Die OHG-Gesellschafter haften für die Verbindlichkeiten der Gesellschaft gegenüber Gläubigern grundsätzlich persönlich als Gesamtschuldner.
4. Welcher wichtige Unterschied besteht zwischen Komplementär und Kommanditist?
Der Komplementär ist persönlich haftender Gesellschafter und haftet grundsätzlich unbeschränkt. Der Kommanditist haftet gegenüber den Gläubigern grundsätzlich bis zur Höhe seiner Haftsumme; soweit seine vereinbarte Einlage geleistet ist, ist diese unmittelbare Haftung grundsätzlich ausgeschlossen.
5. Wie ist die Haftung für Gesellschaftsverbindlichkeiten bei einer GmbH grundsätzlich geregelt?
Für Verbindlichkeiten der GmbH haftet gegenüber den Gesellschaftsgläubigern grundsätzlich das Gesellschaftsvermögen.
6. Was bedeutet gesamtschuldnerische Haftung?
Vereinfacht bedeutet sie, dass ein Gläubiger sich wegen einer Forderung nicht zwingend nur anteilig an jeden Gesellschafter halten muss. Die interne Verteilung zwischen den Gesellschaftern ist davon zu unterscheiden.

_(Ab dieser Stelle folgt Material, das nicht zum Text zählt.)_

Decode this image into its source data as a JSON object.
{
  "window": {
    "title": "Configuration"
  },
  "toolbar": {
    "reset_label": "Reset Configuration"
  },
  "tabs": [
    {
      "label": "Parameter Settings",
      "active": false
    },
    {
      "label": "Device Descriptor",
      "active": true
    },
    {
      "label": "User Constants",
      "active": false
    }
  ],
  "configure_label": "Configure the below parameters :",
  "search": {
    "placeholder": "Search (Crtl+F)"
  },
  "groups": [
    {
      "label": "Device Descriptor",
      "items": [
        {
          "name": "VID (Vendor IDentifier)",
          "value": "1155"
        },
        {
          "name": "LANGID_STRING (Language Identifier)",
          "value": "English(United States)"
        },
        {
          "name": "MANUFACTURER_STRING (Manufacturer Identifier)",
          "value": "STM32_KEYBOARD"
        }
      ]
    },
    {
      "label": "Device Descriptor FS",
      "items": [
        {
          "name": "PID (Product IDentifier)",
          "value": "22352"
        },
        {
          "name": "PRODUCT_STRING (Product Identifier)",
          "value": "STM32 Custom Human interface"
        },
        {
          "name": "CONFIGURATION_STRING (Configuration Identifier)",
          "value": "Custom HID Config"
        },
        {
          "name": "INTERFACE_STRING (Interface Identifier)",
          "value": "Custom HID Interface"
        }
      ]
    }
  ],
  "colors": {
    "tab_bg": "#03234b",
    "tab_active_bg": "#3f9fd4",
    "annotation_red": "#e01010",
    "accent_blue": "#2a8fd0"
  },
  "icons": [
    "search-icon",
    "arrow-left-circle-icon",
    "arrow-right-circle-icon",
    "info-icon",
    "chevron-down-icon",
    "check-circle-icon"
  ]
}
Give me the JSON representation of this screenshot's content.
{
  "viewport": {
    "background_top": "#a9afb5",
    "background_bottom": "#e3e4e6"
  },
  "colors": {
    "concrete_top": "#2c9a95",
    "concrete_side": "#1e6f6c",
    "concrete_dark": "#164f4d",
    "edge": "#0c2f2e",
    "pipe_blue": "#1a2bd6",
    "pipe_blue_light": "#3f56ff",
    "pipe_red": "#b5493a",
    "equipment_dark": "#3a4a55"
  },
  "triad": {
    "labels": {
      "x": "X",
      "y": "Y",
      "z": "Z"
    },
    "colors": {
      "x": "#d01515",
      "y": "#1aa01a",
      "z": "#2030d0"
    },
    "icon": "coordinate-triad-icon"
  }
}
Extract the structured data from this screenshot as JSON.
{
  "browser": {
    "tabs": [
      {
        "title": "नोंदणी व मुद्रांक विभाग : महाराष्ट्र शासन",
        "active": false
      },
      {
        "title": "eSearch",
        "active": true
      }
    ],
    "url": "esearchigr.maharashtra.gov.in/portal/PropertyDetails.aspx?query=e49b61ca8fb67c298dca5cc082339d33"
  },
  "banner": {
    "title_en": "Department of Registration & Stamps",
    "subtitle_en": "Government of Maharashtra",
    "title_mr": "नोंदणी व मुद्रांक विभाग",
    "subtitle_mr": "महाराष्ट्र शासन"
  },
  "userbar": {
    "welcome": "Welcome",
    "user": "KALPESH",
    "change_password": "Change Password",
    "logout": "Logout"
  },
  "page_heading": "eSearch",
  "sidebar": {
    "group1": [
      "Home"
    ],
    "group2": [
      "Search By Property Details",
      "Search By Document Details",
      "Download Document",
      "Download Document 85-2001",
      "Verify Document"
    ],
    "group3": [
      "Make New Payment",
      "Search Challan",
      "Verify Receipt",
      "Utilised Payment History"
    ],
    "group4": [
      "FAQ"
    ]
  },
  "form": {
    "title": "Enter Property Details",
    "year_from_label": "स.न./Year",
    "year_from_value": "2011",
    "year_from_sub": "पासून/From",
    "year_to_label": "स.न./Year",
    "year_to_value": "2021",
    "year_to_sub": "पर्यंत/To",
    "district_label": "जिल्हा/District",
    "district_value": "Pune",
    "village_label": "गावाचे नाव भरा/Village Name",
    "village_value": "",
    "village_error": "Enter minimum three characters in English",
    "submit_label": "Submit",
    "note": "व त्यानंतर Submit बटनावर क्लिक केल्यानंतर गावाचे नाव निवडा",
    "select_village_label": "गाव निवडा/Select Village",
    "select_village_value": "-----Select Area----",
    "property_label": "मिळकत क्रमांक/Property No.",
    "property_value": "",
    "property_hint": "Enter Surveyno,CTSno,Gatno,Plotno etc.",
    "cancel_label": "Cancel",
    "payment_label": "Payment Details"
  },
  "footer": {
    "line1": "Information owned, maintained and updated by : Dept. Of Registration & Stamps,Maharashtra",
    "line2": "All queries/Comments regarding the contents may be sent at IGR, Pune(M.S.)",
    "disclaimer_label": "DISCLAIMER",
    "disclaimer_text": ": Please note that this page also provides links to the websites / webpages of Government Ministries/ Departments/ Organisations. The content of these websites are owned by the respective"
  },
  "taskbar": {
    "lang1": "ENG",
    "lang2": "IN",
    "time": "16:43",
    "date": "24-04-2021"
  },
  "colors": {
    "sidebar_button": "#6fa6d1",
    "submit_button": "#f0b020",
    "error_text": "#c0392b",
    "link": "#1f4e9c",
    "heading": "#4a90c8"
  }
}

7. Warum bedeutet eine GmbH nicht automatisch völlige Risikofreiheit?
Gesellschafter können ihr in die Gesellschaft investiertes Kapital verlieren. Zusätzlich können beispielsweise separat übernommene persönliche Verpflichtungen wie Bürgschaften oder eigene Pflichtverletzungen weitere Risiken begründen.
8. Zwei OHG-Gesellschafter vereinbaren intern, dass einer von ihnen für Unternehmensschulden nicht haften soll. Ist damit dessen Haftung gegenüber Gläubigern automatisch ausgeschlossen?
Nein. Eine entgegenstehende interne Vereinbarung beseitigt gegenüber den Gläubigern grundsätzlich nicht die gesetzliche persönliche Haftung des OHG-Gesellschafters.
9. Unser Möbelhaus hat hohe Warenbestände, Kredite und langfristige Mietverpflichtungen. Warum ist die Haftungsfrage bei der Rechtsformwahl besonders wichtig?
Mit zunehmenden finanziellen Verpflichtungen steigt das mögliche wirtschaftliche Schadensausmaß. Deshalb muss geprüft werden, ob die Beteiligten persönlich und unbeschränkt haften sollen oder ob eine Gesellschaftsstruktur mit grundsätzlich begrenzter Gesellschafterhaftung besser zu den Unternehmensrisiken passt.